714.11
Schiffahrtsverordnung
vom 25.04.1980 (Stand 01.10.2016)
Landammann und Regierungsrat des Kantons St.Gallen
erlassen
in Anwendung von Art. 3 des Gesetzes über die Schiffahrt auf öffentlichen Gewässern vom 21. Juni 1965, in Ausführung der Bundesgesetzgebung über die Binnenschiffahrt, in Anwendung internationaler und interkantonaler Abkommen über die Schiffahrt auf Grenzgewässern
als Verordnung:
(1.) I. Strassenverkehrs- und Schiffahrtsamt
Art. 1 Zuständigkeit
Soweit diese Verordnung nichts anderes bestimmt, übt das Strassenverkehrs- und Schiffahrtsamt die Befugnisse aus, die die eidgenössische und die interkantonale Gesetzgebung über die Schiffahrt, den Kantonen zuweisen.

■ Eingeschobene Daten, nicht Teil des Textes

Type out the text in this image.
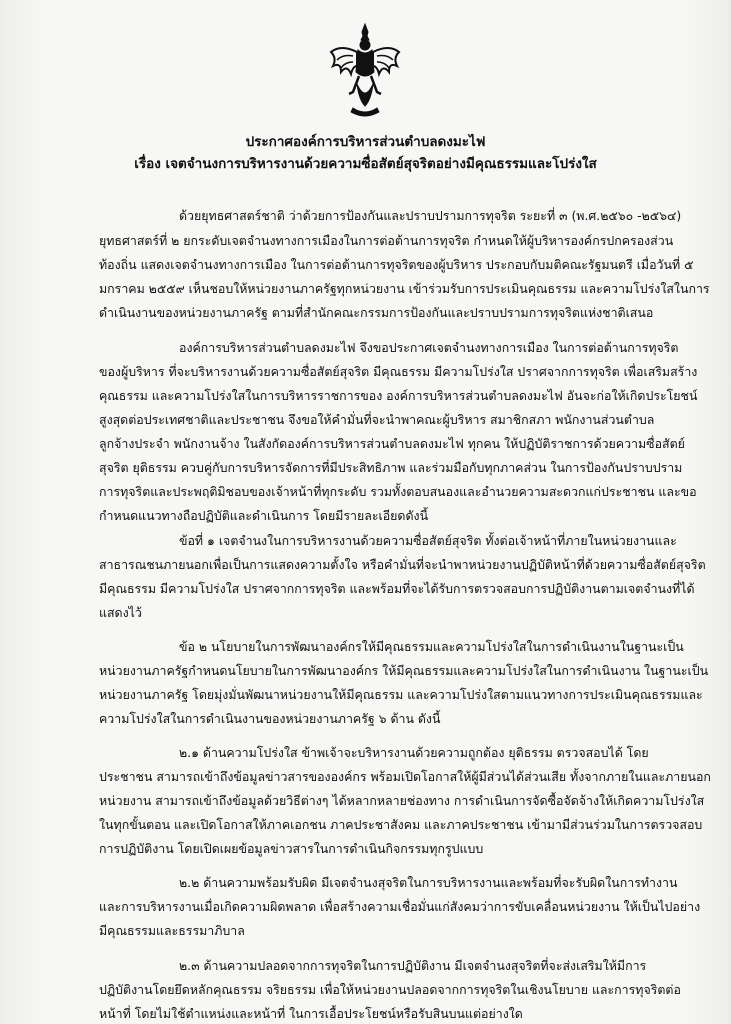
ประกาศองค์การบริหารส่วนตำบลดงมะไฟ
เรื่อง เจตจำนงการบริหารงานด้วยความซื่อสัตย์สุจริตอย่างมีคุณธรรมและโปร่งใส
ด้วยยุทธศาสตร์ชาติ ว่าด้วยการป้องกันและปราบปรามการทุจริต ระยะที่ ๓ (พ.ศ.๒๕๖๐ -๒๕๖๔)
ยุทธศาสตร์ที่ ๒ ยกระดับเจตจำนงทางการเมืองในการต่อต้านการทุจริต กำหนดให้ผู้บริหารองค์กรปกครองส่วน
ท้องถิ่น แสดงเจตจำนงทางการเมือง ในการต่อต้านการทุจริตของผู้บริหาร ประกอบกับมติคณะรัฐมนตรี เมื่อวันที่ ๕
มกราคม ๒๕๕๙ เห็นชอบให้หน่วยงานภาครัฐทุกหน่วยงาน เข้าร่วมรับการประเมินคุณธรรม และความโปร่งใสในการ
ดำเนินงานของหน่วยงานภาครัฐ ตามที่สำนักคณะกรรมการป้องกันและปราบปรามการทุจริตแห่งชาติเสนอ
องค์การบริหารส่วนตำบลดงมะไฟ จึงขอประกาศเจตจำนงทางการเมือง ในการต่อต้านการทุจริต
ของผู้บริหาร ที่จะบริหารงานด้วยความซื่อสัตย์สุจริต มีคุณธรรม มีความโปร่งใส ปราศจากการทุจริต เพื่อเสริมสร้าง
คุณธรรม และความโปร่งใสในการบริหารราชการของ องค์การบริหารส่วนตำบลดงมะไฟ อันจะก่อให้เกิดประโยชน์
สูงสุดต่อประเทศชาติและประชาชน จึงขอให้คำมั่นที่จะนำพาคณะผู้บริหาร สมาชิกสภา พนักงานส่วนตำบล
ลูกจ้างประจำ พนักงานจ้าง ในสังกัดองค์การบริหารส่วนตำบลดงมะไฟ ทุกคน ให้ปฏิบัติราชการด้วยความซื่อสัตย์
สุจริต ยุติธรรม ควบคู่กับการบริหารจัดการที่มีประสิทธิภาพ และร่วมมือกับทุกภาคส่วน ในการป้องกันปราบปราม
การทุจริตและประพฤติมิชอบของเจ้าหน้าที่ทุกระดับ รวมทั้งตอบสนองและอำนวยความสะดวกแก่ประชาชน และขอ
กำหนดแนวทางถือปฏิบัติและดำเนินการ โดยมีรายละเอียดดังนี้
ข้อที่ ๑ เจตจำนงในการบริหารงานด้วยความซื่อสัตย์สุจริต ทั้งต่อเจ้าหน้าที่ภายในหน่วยงานและ
สาธารณชนภายนอกเพื่อเป็นการแสดงความตั้งใจ หรือคำมั่นที่จะนำพาหน่วยงานปฏิบัติหน้าที่ด้วยความซื่อสัตย์สุจริต
มีคุณธรรม มีความโปร่งใส ปราศจากการทุจริต และพร้อมที่จะได้รับการตรวจสอบการปฏิบัติงานตามเจตจำนงที่ได้
แสดงไว้
ข้อ ๒ นโยบายในการพัฒนาองค์กรให้มีคุณธรรมและความโปร่งใสในการดำเนินงานในฐานะเป็น
หน่วยงานภาครัฐกำหนดนโยบายในการพัฒนาองค์กร ให้มีคุณธรรมและความโปร่งใสในการดำเนินงาน ในฐานะเป็น
หน่วยงานภาครัฐ โดยมุ่งมั่นพัฒนาหน่วยงานให้มีคุณธรรม และความโปร่งใสตามแนวทางการประเมินคุณธรรมและ
ความโปร่งใสในการดำเนินงานของหน่วยงานภาครัฐ ๖ ด้าน ดังนี้
๒.๑ ด้านความโปร่งใส ข้าพเจ้าจะบริหารงานด้วยความถูกต้อง ยุติธรรม ตรวจสอบได้ โดย
ประชาชน สามารถเข้าถึงข้อมูลข่าวสารขององค์กร พร้อมเปิดโอกาสให้ผู้มีส่วนได้ส่วนเสีย ทั้งจากภายในและภายนอก
หน่วยงาน สามารถเข้าถึงข้อมูลด้วยวิธีต่างๆ ได้หลากหลายช่องทาง การดำเนินการจัดซื้อจัดจ้างให้เกิดความโปร่งใส
ในทุกขั้นตอน และเปิดโอกาสให้ภาคเอกชน ภาคประชาสังคม และภาคประชาชน เข้ามามีส่วนร่วมในการตรวจสอบ
การปฏิบัติงาน โดยเปิดเผยข้อมูลข่าวสารในการดำเนินกิจกรรมทุกรูปแบบ
๒.๒ ด้านความพร้อมรับผิด มีเจตจำนงสุจริตในการบริหารงานและพร้อมที่จะรับผิดในการทำงาน
และการบริหารงานเมื่อเกิดความผิดพลาด เพื่อสร้างความเชื่อมั่นแก่สังคมว่าการขับเคลื่อนหน่วยงาน ให้เป็นไปอย่าง
มีคุณธรรมและธรรมาภิบาล
๒.๓ ด้านความปลอดจากการทุจริตในการปฏิบัติงาน มีเจตจำนงสุจริตที่จะส่งเสริมให้มีการ
ปฏิบัติงานโดยยึดหลักคุณธรรม จริยธรรม เพื่อให้หน่วยงานปลอดจากการทุจริตในเชิงนโยบาย และการทุจริตต่อ
หน้าที่ โดยไม่ใช้ตำแหน่งและหน้าที่ ในการเอื้อประโยชน์หรือรับสินบนแต่อย่างใด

Vorbehalten bleibt die polizeiliche Überwachung des Schiffsverkehrs.
Art. 2 Organisation
Im Strassenverkehrs- und Schiffahrtsamt besteht eine Abteilung für Schiffahrt.
Sie besorgt die Geschäfte in ihrem Aufgabenbereich selbständig nach allgemeinen Weisungen des Sicherheits- und Justizdepartementes.
(2.) II. Schiffe und Schiffsführer
Art. 3 Auskunft aus dem Schiffsregister
Das Register der Namen der Halter und der Kennzeichen der Schiffe kann eingesehen werden.
Es kann veröffentlicht werden.
Der Versicherer wird bekanntgegeben, wenn ein zureichendes Interesse glaubhaft gemacht wird.
Art. 4 Führerprüfungen
Das Sicherheits- und Justizdepartement kann die Durchführung der praktischen Führerprüfung für Segelschiffe (Kategorie D) geeigneten Privaten übertragen.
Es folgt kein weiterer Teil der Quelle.